Basically, I was extracting date from the SQL db, and it was not displaying. I tried everything, heck I even went to chatgpt, and copilot. Two and half hours of trying every single thing under the sun, you know what was the issue?
SELECT task, status, id FROM mainWorkSpace WHERE user_id = @user_id
I FUCKING FORGOT TO ADD ‘date’ TO THE DAMN QUERY. TWO AND HALF HOURS. I was like, “Ain’t no way.” as I scrolled up to the query and there it was, a slap in the face, and you know what was the fix?
SELECT task, status, date, id FROM mainWorkSpace WHERE user_id = @user_id
Moral of the story, don’t become a programmer, become a professional cat herder instead.
The reason the date is not in the output is because you didn’t include a date column in your SELECT statement.
If you want to include the date in the output, you’ll need to add a column that contains the date to your SELECT statement. For example, if you have a column named “created_at” or “date” in your mainWorkSpace table, you can add it to your SELECT statement like this:
SELECT task, status, id, created_at FROM mainWorkSpace WHERE user_id = @user_id
This will include the created_at column in the output of your query.
🤷 Gpt, first try.
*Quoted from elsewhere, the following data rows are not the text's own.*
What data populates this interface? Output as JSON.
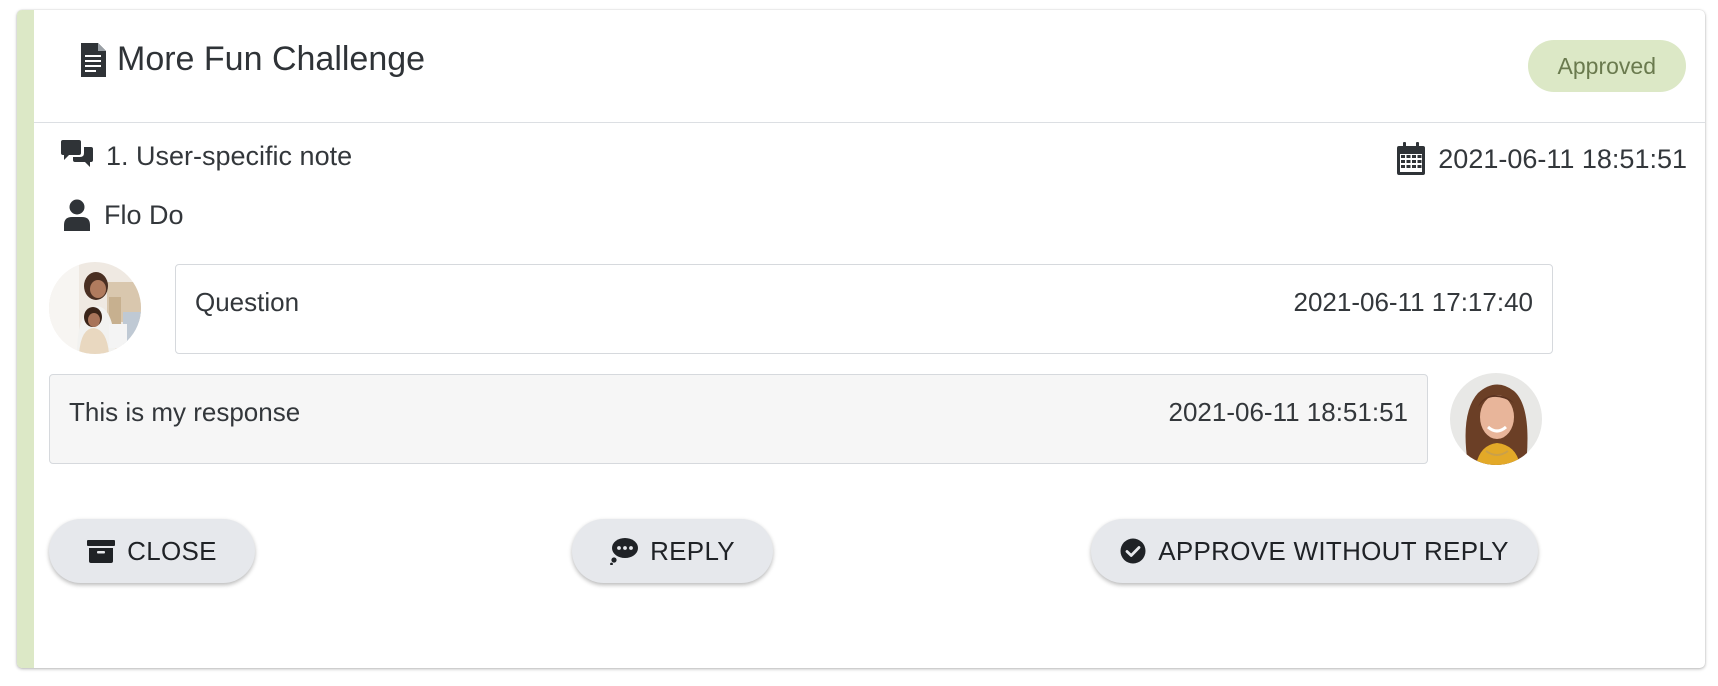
{
  "header": {
    "title": "More Fun Challenge",
    "title_icon": "document-icon",
    "status": "Approved"
  },
  "note": {
    "label": "1. User-specific note",
    "icon": "comments-icon",
    "date": "2021-06-11 18:51:51",
    "date_icon": "calendar-icon",
    "user": "Flo Do",
    "user_icon": "user-icon"
  },
  "question": {
    "text": "Question",
    "time": "2021-06-11 17:17:40"
  },
  "response": {
    "text": "This is my response",
    "time": "2021-06-11 18:51:51"
  },
  "actions": {
    "close_label": "CLOSE",
    "close_icon": "archive-icon",
    "reply_label": "REPLY",
    "reply_icon": "comment-dots-icon",
    "approve_label": "APPROVE WITHOUT REPLY",
    "approve_icon": "check-circle-icon"
  },
  "colors": {
    "accent": "#dce8c6",
    "badge_text": "#6a7a4e",
    "button_bg": "#e6e8ec",
    "response_bg": "#f6f6f6"
  }
}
I don’t know what you asked.
Ah I see ChatGPT is being as accurate as ever making up a created_at field completely unprompted. They’ve already found the correct SQL:
SELECT task, status, id, date FROM mainWorkSpace WHERE user_id = @user_id
Although I would question the sense in calling a date field “date”.
Well I have to defend it here, it explicitly stated
if you have a column named “created_at” or “date”
But yeah anyhow anyone should be able to figure the own solution out with this. Nonwithstanding that if you need gpt for this, you might not have a good time in general.
ChatGPT rightly assumed you wouldn’t use a reserved word in your schema
Perhaps, but we don’t know and therein lies the problem.
It pointed out the exact problem immediately and would have saved hours of effort.
But yeah, it didn’t know the name of the column and guessed at what it would be.
It made an incorrect inference, imagine how wrong it is on more complex questions.
Of course. I would not recommend using it.
More like giving hints or a rough frame to work with.
Umn. No. It told you it was making that inference since it didn’t know the table schema.
For example, if you have a column named “created_at” or “date” in your mainWorkSpace table, you can add it to your SELECT statement
Otherwise it was exactly right about the problem.
It’s partially right but led OP down the wrong lines of thinking because it interpreted the prompt as a date field being missing rather than the field named date being missing.
Tbh I don’t blame it too much here as there is kind of a base level of understanding requred to use it successfully.
No. In what way is “If you have a column named foo add it to your query” wrong?
I pasted my code multiple times and didn’t give me that answer. Maybe it’s because you only copied the query and not the code that i wrote.
I also posed the question why I don’t get a date in the output of course.
I was talking about this date which was used to display the date assigned by the user, but the column was not displaying with the date because I wasn’t asking sql for the date (if you’ve looked at the query), so yeah, a stupid mistake caused for a stupid angry post.